A Quick Guide to Using the ISA Structure

Help Index > A Quick Guide to Using the ISA Structure

A Quick Guide to Using ISA in SEEK

ISA stands for Investigations, Studies and Assays. It is the structure developed by the ISA-TAB community (http://isacommons.org/) and adopted by the SEEK to help you describe your data, experiments and models.
In SEEK, you can upload or link to any data, models or protocols from your projects, but they don’t normally exist in isolation. ISA provides a framework for expressing how the work in your projects fits together. For example, you may have transcriptomics, proteomics and metabolomics data which was all created to address the same biological problem.
ISA also allows you to associate your data to the SOPs that were used to create them. For models, it allows linkage to construction or validation data sets. This makes it easier for others to interpret your results, or to repeat or validate your results when required.
The aim of using the ISA structure is to ensure a complete record of the experiment and associated assets is available and accessible to other project members in a standard format.

Investigations, Studies and Assays Defined

The following describes the purpose of each ‘layer’ in the structure, using examples from SysMO, and also from the public BioInvestigation Index database(BII http://www.ebi.ac.uk/bioinvindex/), which also uses the ISA structure for managing data

  • Investigation: a high level description of the overall area of research. In SysMO, this may be the overall aims of the project, as stated on the sysmo.net website. If your project has several subprojects that do not share any data, you should define an investigation for each.
  • BII Example: Growth control of the eukaryote cell: a systems biology study in yeast
  • SysMO Example: Analysis of Central Carbon Metabolism of Sulfolobus solfataricus under varying temperatures
  • Study: a particular biological hypothesis, which you are planning to test in various ways, using various techniques, which could be experimental, informatics, modelling, or a mixture
  • BII Example: Study of the impact of changes in flux on the transcriptome, proteome, endometabolome and exometabolome of the yeast Saccharomyces cerevisiae under different nutrient limitations
  • SysMO Example: Comparison of S. solfataricus grown at 70 and 80 degrees
  • Assay: specific, individual experiments, measurements, or modelling tasks
    In SysMO, this may be a microarray experiment, or a flux balance analysis, for example
  • BII Example:
    Transcriptional profiling
    DNA Microarray
  • SysMO Example:
    Comparison of transcriptome 70 and 80c (Cdna microarray)
    Comparison of proteome at 70 and 80c (Protein expression profiling)
    Intracellular metabolomics of s. solfataricus at 70 and 80c (Metabolomics)

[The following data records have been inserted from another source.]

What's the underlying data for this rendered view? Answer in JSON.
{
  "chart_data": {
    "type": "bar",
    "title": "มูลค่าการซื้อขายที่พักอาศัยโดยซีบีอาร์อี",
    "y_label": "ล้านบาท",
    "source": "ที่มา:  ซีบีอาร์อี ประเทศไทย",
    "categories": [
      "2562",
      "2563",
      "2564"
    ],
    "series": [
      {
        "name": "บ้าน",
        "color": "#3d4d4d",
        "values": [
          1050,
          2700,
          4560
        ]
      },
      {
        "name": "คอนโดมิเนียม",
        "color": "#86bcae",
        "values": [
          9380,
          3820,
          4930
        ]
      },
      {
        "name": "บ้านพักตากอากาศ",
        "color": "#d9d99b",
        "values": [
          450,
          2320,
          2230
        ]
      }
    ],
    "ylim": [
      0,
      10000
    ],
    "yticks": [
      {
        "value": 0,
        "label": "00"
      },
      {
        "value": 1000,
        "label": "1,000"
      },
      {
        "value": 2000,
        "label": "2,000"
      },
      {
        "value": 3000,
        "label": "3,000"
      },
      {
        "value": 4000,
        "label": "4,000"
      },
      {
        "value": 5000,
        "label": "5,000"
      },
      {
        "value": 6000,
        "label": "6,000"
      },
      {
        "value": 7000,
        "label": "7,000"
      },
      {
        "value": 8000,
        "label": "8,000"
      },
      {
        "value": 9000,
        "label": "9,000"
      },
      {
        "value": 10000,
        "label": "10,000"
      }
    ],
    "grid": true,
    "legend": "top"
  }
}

Viewing Associations Between SEEK Assets

In SEEK, the ISA structure is displayed graphically, so you can see at a glance what items are associated with one another

The figure above shows the Investigation Glycerol Synthesis in Saccharomyces cerevisiae has one study, which in turn contains three different assays. If we zoom in on one particular assay, the Glycerol Synthesis Model Construction, we can see the SEEK downloadable assets it is associated with.

In this case, the Assay is not a laboratory experiment, but a modelling task. Referring to it as an assay is therefore confusing, so we call these Modelling Analyses instead of Assays. This modelling analysis has a publication and a model associated with it, as well as a data file that was used for model validation. The data file is also associated with another assay (Intracellular Metabolites). This assay describes how the validation data was originally produced. As you can see, it is possible to associate data files, models, and other SEEK assets with more than one assay if necessary.

Using ISA when Uploading SEEK Assets

You can link assets to ISA descriptions, or vice versa, so it doesn’t matter which you do first. Many projects prefer to have a higher level structure of Investigations and Studies defined from the beginning, so that new experiments can be linked up with little work for the uploader.

Starting with your Data

We recommend using a JERM template to describe your data wherever available. We have a list of templates available here: https://seek.sysmo-db.org/help/templates
If there is not a specific template for your type of data, consider using the general JERM master template. This template contains all the required JERM metadata elements, but not necessarily any technology-specific extensions. If you use and extend the JERM master for a particular type of experiment, please consider contributing those changes back to the consortium. Other people may wish to use your new template.
If you have your data in any other format, you can still upload it to SEEK, but indexing will be limited, so subsequent searches will also be limited.

When uploading your data, you will be asked wish assay(s) it is associated with. If you have already described the assay in the SEEK, you can find it from the drop-down list and link it, if you have not yet described your assay, you can leave this step out for the time-being. If your data is JERM compliant, many of the metadata elements in the upload form are the same as those in the first JERM metadata sheet. Soon, these elements will be automatically populated from your file, but for now, you will be asked to specify them in the web interface.
Once you have uploaded your data, you can create a new assay if necessary and link it back to your data. New assays can be associated with pre-existing Studies and Investigations, or new ones can be created as required.
If you upload data without linking it to the ISA structure, you won’t be able to link it to models or SOPs. You will receive a warning email for these orphan data files after they remain unlinked for more than 3 months.